Брат и сестра были настолько сильно охвачены одними и теми же мыслями и чувствами, что Ганима тотчас поняла, о чем думал Лето.
— Сила Квисатц Хадераха потерпит фиаско, — согласилась с братом девочка.
— Если ее использовать таким образом, — сказал он.
В этот момент за спинами детей взошло солнце — день вступил в свои права, дохнув на Лето и Ганиму зноем. Растения под скалами обрели цвет. Серо-зеленые остроконечные листья отбрасывали длинные тени в лучах взошедшего солнца. Косой серебристый свет окрасил оазис у подножия утеса зеленью, перемежающейся золотистыми и пурпурными тенями.
Лето встал и потянулся.
— Итак, Золотой Путь. — Ганима обращалась в равной степени к себе и к брату, зная, как преломилось последнее видение отца в сознании Лето.

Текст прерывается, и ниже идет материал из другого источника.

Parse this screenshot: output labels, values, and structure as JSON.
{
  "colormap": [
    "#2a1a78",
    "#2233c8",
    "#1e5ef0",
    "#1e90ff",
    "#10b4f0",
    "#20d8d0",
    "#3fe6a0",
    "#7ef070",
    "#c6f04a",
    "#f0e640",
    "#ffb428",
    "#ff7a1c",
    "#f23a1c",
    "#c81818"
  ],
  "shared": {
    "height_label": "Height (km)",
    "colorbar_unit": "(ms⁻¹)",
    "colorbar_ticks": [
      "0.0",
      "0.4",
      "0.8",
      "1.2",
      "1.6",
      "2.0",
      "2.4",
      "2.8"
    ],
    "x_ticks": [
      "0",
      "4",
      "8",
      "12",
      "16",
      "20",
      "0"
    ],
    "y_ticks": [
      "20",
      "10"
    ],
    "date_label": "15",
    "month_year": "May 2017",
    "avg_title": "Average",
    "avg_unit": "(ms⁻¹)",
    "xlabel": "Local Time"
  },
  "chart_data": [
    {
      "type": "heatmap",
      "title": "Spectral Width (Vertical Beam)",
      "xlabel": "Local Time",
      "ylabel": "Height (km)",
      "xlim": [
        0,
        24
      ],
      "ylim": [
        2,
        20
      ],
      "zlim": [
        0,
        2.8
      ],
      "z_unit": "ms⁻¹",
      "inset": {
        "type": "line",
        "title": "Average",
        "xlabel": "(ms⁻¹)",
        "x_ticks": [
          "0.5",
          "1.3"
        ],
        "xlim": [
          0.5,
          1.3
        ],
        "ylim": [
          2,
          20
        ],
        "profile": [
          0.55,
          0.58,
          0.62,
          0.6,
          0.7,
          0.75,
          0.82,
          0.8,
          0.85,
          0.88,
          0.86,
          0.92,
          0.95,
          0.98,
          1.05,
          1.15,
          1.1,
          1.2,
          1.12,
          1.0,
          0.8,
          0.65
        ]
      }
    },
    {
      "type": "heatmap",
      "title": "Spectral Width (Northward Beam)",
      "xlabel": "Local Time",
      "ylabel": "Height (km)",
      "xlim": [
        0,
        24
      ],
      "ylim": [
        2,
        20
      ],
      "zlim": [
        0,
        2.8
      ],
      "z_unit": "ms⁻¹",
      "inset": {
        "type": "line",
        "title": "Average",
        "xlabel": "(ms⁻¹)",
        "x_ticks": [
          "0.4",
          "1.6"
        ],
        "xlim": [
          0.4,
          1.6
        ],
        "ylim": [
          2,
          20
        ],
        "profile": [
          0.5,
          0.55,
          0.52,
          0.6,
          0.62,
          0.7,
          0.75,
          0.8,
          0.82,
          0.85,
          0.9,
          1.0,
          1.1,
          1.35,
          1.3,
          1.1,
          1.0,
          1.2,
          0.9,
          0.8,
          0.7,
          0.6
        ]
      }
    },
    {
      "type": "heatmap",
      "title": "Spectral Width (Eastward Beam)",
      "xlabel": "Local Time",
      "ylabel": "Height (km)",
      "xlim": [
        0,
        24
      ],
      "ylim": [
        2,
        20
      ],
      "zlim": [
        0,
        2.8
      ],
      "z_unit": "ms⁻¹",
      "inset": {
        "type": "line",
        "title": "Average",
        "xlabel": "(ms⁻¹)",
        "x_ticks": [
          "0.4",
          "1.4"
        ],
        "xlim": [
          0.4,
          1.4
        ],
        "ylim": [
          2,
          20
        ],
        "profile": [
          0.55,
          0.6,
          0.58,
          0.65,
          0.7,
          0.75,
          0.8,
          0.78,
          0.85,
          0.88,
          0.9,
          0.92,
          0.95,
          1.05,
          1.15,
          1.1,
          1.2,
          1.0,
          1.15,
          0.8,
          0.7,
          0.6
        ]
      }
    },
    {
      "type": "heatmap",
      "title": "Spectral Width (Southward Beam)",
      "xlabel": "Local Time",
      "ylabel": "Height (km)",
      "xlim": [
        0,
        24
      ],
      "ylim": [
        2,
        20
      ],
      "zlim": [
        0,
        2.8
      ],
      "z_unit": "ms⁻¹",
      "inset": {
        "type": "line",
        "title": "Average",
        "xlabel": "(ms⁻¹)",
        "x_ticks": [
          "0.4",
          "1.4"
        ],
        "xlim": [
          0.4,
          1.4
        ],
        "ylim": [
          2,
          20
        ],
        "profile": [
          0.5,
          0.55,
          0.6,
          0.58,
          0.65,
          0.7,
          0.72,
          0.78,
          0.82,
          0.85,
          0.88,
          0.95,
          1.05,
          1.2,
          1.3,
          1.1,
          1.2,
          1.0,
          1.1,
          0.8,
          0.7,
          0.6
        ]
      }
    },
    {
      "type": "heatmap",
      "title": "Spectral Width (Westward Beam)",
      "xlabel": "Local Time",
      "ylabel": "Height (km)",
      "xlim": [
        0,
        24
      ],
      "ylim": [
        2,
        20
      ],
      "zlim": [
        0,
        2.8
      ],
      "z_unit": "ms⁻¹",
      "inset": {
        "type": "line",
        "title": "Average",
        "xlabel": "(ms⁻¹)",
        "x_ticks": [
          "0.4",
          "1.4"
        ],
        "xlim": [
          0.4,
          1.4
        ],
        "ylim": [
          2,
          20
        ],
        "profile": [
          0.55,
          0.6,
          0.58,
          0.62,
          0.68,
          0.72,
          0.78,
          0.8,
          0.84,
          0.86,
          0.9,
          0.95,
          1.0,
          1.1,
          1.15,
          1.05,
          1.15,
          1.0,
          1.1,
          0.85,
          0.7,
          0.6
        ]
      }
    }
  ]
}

За увлажняющими занавесями послышался шорох и голоса. Лето перешел на древний язык, который служил брату и сестре для тайного общения.
— Л'ии ховр самис см'кви овр самит сут.
Именно таким было решение, которое они приняли с полным сознанием того, что совершают. В дословном переводе это означало: Мы пойдем вместе по смертному пути, хотя только один, вероятно, сможет вернуться, чтобы рассказать о нем.
Ганима тоже встала, и они направились в сиетч. Придворные стражи при виде приближающихся королевских близнецов поднимались и падали ниц. Брат и сестра проследовали в свои покои. Толпа расступалась перед ними, люди обменивались многозначительными взглядами со стражниками. Проводить ночи в уединении скал над Пустыней — было древним обычаем святых фрименов. Все, исповедующие Умму, практиковали такие бдения. Этим занимались Пауль Муад'Диб и… Алия. Теперь настала очередь королевских близнецов.
Лето первым заметил изменившееся поведение толпы и сказал об этом Ганиме.
— Они не знают, что мы решили для них, — произнесла девочка. — Они действительно этого не знают.